Tibial Plateau Levelling Osteotomy surgery is a major procedure with possible complications. As a result, it is only performed in dogs where the benefits of surgery outweigh the possible risks and where alternative methods of treatment are less successful.

Dogs that are suitable for TPLO surgery are those with a ruptured cranial cruciate ligament that have persistent lameness and knee joint instability.

Fig 1: X-rays showing plate and screws following TPLO surgery with rotation of the tibial plateau (arrow)


What does TPLO Surgery Involve?

Very specific X-rays need to be obtained of the knee and shin bone. The presence and severity of osteoarthritis can be assessed and the angle of the top of the shin bone measured to allow planning prior to surgery. The position of the cut on the bone, the amount the bone needs to be rotated, and the size of plate necessary to stabilise the bone in its new position can be evaluated.

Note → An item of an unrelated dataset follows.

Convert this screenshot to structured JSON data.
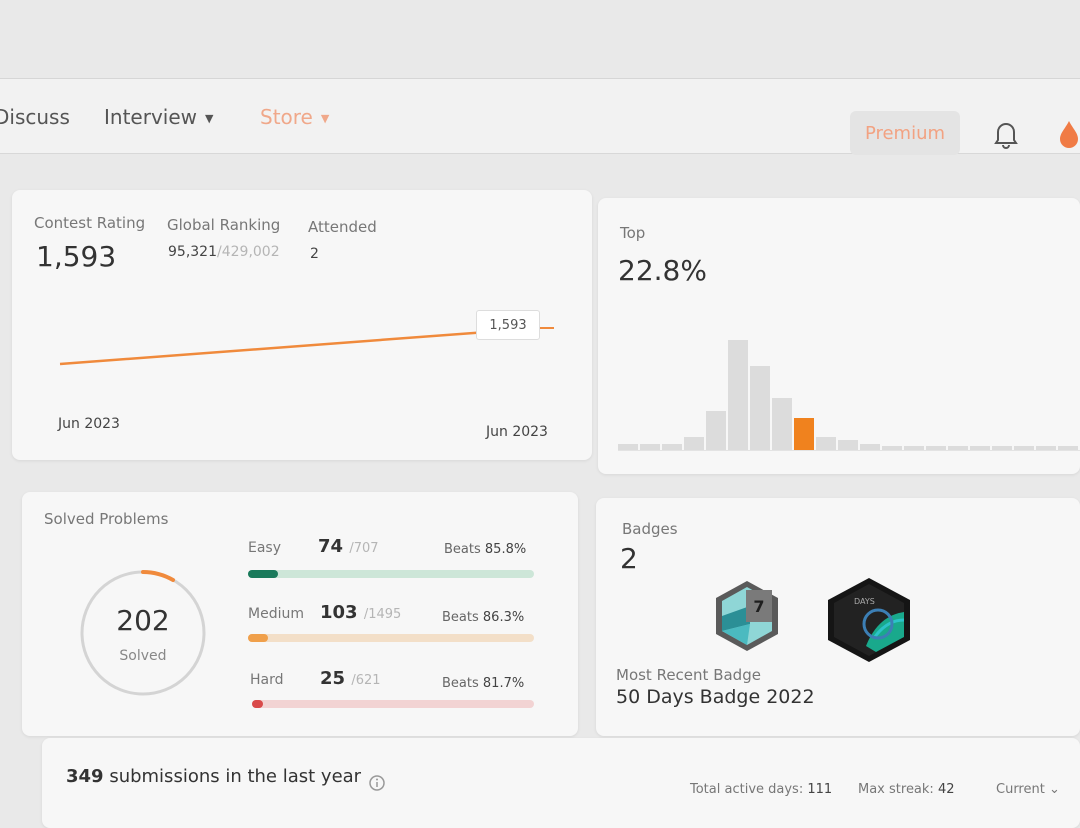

Surgery may be performed on the same as the investigations. Antibiotics and painkillers are administered at the time of anaesthesia and the hind leg is clipped from the level of the hip to the hock (ankle). Prior to performing the TPLO, a small incision or cut is made into the knee joint to enable inspection of the structures within it. Many dogs with ruptured cranial cruciate ligaments tear one of the cartilage pads in the joint (menisci) and damaged portions need to be removed. After cutting and rotating the top of the tibia, the bone is stabilised with a special plate that has been designed especially for tibial plateau levelling surgery. Some of the screws are “locked” into the plate which makes the repair stronger.

X-rays are obtained at the end of the operation to assess the new angle of the top of the shin bone and check the position of the plate and screws. Most dogs can go home the day after surgery.


What can I Expect if my Pet Undergoes TPLO Surgery?

Aftercare following TPLO surgery is very important, and rehabilitation can take several months. Courses of painkillers and antibiotics are prescribed at discharge. If the dog tends to excessively lick the wound it may be necessary to use a plastic collar. Visits to a local Vet are necessary within the first two weeks to check the wound and remove any sutures.

Exercise must be very restricted for the first few weeks to allow healing, and is primarily for toileting purposes. The dog must be kept on a lead or harness to prevent strenuous activities such as running, jumping or playing. At other times confinement to a pen or a small room is necessary with avoidance of jumping and climbing. After a few weeks, exercise may be gradually increased in a controlled manner (on a lead). Hydrotherapy may also be recommended.

A check-up will be carried out at Willows six to eight weeks after the operation, to monitor the function of the leg and knee. X-rays are obtained to evaluate healing of the bone cut (osteotomy). Depending on progress, advice will be given about increasing exercise. Further clinical and radiographic examination may be necessary on an individual case basis.


Risks and Complications

TPLO surgery is a major procedure. There are potential complications including infection, screw loosening and slow healing of the cut bone. A small percentage of dogs that didn’t have an injured cartilage at the time of TPLO surgery tear it at a later date. A sudden increase in lameness usually develops and a second operation (keyhole or arthroscopic) is necessary to remove the torn piece of cartilage. However, in the vast majority of patients that undergo TPLO surgery, knee pain is reduced and function of the limb is improved.